Saddam Hussein pensait pouvoir compter sur l’Europe contre les États-Unis, car il y avait une certaine rivalité entre l’euro et le dollar. Mais les pays européens n’ont absolument pas suivi. Ils auraient bien voulu, mais la domination américaine et anglaise était tellement importante que jamais la Banque centrale européenne n’a pu faire ce qu’elle voulait. Imaginons que l’euro soit devenu une monnaie de réserve internationale, à côté du dollar : c’était envisageable, mais à ce moment-là il fallait émettre des euros. La seule façon de faire cela, c’est contre de la dette des pays européens. Mais les pays européens n’ont jamais voulu mutualiser leurs dettes. Donc, qui aurait créé la dette européenne ? La banque centrale en crée hors de tous les traités, mais elle fait cela sur des dettes publiques, puisque les banques privées remontent leurs dettes à la BCE qui crée de l’argent pour la circonstance, ce qui permet aussi de répondre aux exigences prudentielles des accords de Bâle IV.
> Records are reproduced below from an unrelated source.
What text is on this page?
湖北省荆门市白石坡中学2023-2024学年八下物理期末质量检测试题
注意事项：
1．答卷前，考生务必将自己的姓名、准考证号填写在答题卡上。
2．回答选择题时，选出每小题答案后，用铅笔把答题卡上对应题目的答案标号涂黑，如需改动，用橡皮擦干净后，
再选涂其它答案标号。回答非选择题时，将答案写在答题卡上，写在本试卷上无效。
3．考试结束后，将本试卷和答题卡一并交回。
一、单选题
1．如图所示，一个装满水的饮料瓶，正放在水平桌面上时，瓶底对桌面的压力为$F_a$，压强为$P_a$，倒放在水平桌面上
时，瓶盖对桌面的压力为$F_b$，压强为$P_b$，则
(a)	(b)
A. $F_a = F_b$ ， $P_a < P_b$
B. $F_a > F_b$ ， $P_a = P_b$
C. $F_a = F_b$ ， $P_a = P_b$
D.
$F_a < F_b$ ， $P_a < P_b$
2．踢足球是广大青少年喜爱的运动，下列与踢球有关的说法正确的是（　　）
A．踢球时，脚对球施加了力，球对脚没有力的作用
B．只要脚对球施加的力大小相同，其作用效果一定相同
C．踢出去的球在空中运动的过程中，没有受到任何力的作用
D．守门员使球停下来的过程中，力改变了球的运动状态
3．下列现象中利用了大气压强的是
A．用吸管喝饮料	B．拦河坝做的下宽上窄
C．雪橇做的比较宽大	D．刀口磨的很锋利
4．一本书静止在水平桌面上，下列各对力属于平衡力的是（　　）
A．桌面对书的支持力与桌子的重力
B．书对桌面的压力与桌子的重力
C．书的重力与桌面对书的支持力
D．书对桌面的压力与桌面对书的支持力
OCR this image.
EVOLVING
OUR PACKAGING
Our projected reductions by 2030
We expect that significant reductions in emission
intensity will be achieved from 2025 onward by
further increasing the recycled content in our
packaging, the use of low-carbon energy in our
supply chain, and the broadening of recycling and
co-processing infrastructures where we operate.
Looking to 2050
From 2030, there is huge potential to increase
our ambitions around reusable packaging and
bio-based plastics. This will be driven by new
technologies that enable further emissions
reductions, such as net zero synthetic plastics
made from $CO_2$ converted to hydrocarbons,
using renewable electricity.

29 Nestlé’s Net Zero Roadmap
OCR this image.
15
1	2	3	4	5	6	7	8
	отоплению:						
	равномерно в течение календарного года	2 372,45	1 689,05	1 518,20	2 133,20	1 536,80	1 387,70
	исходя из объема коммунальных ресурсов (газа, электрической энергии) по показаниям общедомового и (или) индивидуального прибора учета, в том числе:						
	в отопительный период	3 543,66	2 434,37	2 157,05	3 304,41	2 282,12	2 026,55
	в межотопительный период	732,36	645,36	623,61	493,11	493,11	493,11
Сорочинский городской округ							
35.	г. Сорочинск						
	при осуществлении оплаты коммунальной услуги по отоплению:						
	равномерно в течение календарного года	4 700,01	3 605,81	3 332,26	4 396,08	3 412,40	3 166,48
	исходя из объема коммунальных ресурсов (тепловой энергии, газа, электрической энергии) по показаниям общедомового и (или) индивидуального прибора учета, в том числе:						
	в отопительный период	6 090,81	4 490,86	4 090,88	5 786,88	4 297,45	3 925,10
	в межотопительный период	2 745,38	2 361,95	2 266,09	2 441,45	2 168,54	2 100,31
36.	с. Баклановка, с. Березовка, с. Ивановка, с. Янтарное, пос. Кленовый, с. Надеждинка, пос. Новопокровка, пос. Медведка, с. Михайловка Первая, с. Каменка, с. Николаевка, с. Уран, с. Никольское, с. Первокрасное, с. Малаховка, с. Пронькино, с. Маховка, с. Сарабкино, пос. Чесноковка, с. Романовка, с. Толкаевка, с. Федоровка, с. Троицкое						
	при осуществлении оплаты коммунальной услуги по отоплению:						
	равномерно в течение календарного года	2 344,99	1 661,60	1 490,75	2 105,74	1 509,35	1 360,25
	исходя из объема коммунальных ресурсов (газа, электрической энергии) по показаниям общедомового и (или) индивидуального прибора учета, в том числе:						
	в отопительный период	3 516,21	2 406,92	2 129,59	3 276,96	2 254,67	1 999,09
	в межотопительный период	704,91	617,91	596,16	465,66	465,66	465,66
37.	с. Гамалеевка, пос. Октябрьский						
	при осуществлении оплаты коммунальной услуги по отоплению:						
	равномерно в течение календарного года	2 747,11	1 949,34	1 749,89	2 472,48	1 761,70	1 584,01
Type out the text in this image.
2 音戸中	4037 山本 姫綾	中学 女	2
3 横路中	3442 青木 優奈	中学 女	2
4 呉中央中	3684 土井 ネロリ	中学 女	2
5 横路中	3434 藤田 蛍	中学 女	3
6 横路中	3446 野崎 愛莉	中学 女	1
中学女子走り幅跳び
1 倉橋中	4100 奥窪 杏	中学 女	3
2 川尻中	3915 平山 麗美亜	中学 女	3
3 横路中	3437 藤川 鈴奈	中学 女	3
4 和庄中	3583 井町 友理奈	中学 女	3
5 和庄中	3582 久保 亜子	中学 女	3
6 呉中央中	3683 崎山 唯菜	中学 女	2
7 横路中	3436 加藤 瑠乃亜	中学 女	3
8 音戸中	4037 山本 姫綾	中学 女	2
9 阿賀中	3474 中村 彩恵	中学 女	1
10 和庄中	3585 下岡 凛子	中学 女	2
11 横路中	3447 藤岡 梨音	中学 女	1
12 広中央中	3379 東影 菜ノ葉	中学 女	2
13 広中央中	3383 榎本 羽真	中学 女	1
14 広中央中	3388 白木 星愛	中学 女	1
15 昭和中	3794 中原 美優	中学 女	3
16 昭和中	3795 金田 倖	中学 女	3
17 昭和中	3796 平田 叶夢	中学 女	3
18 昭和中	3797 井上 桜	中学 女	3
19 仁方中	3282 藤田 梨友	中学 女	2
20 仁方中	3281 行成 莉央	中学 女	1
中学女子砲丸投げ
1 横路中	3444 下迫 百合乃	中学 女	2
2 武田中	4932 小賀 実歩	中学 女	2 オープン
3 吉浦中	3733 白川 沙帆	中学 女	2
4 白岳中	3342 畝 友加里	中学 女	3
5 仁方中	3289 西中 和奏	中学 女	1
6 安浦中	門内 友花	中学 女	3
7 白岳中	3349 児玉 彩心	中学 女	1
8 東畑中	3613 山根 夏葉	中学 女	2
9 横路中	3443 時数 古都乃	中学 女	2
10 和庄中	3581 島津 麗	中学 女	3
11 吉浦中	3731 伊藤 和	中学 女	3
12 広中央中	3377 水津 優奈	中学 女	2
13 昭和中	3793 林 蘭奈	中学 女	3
Si vous avez quelques milliers de dollars en poche, vous arrivez à vivre dans le monde entier, il y a toujours une énorme confiance à l’égard de cette monnaie…
Je ne pense pas que cela durera très longtemps. Aujourd’hui, on n’accepte pas des dollars en Russie et la Chine n’accepte pas beaucoup de dollars non plus. Dans les pays occidentaux, cela ne cause aucun problème, mais il faut de plus en plus de dollars pour avoir de moins en moins de choses. C’est tout le problème, puisque le dollar est parti dans une spirale inflationniste. Regardez bien ce qui se passe avec la Réserve fédérale. Les taux d’intérêt sont à 5 %, ce n’est pas grand-chose, mais il y a énormément de réserves. Il y a quelques semaines, il y a eu la fermeture de la banque de la Silicon Valley parce qu’elle s’est trouvée à court de liquidités car, le coût du crédit ayant augmenté, beaucoup d’entreprises ont voulu utiliser leurs actifs, c’est-à-dire l’argent qui est sur leur compte en banque, donc il y a eu un afflux de demandes. La banque avait 200 milliards de dollars en réserve, ce qui couvrait largement la demande, mais c’étaient des bons du trésor américain qui sont à échéance fixe et qui ont une valeur nominale lorsqu’on les garde jusqu’à la fin de la période pour laquelle ils ont été émis. Si vous les vendez avant, c’est le prix du marché. Or, il y a eu des ventes à perte et tous les bons du Trésor américain ont perdu 10 %. Donc, d’un seul coup, il y a une perte de 10 % sur tous les fonds propres des grandes banques américaines. Au total, 140 milliards de dollars se sont évaporés en quelques heures et cela montre bien cette fragilité du dollar. Donc, on ne sait pas du tout où l’on va.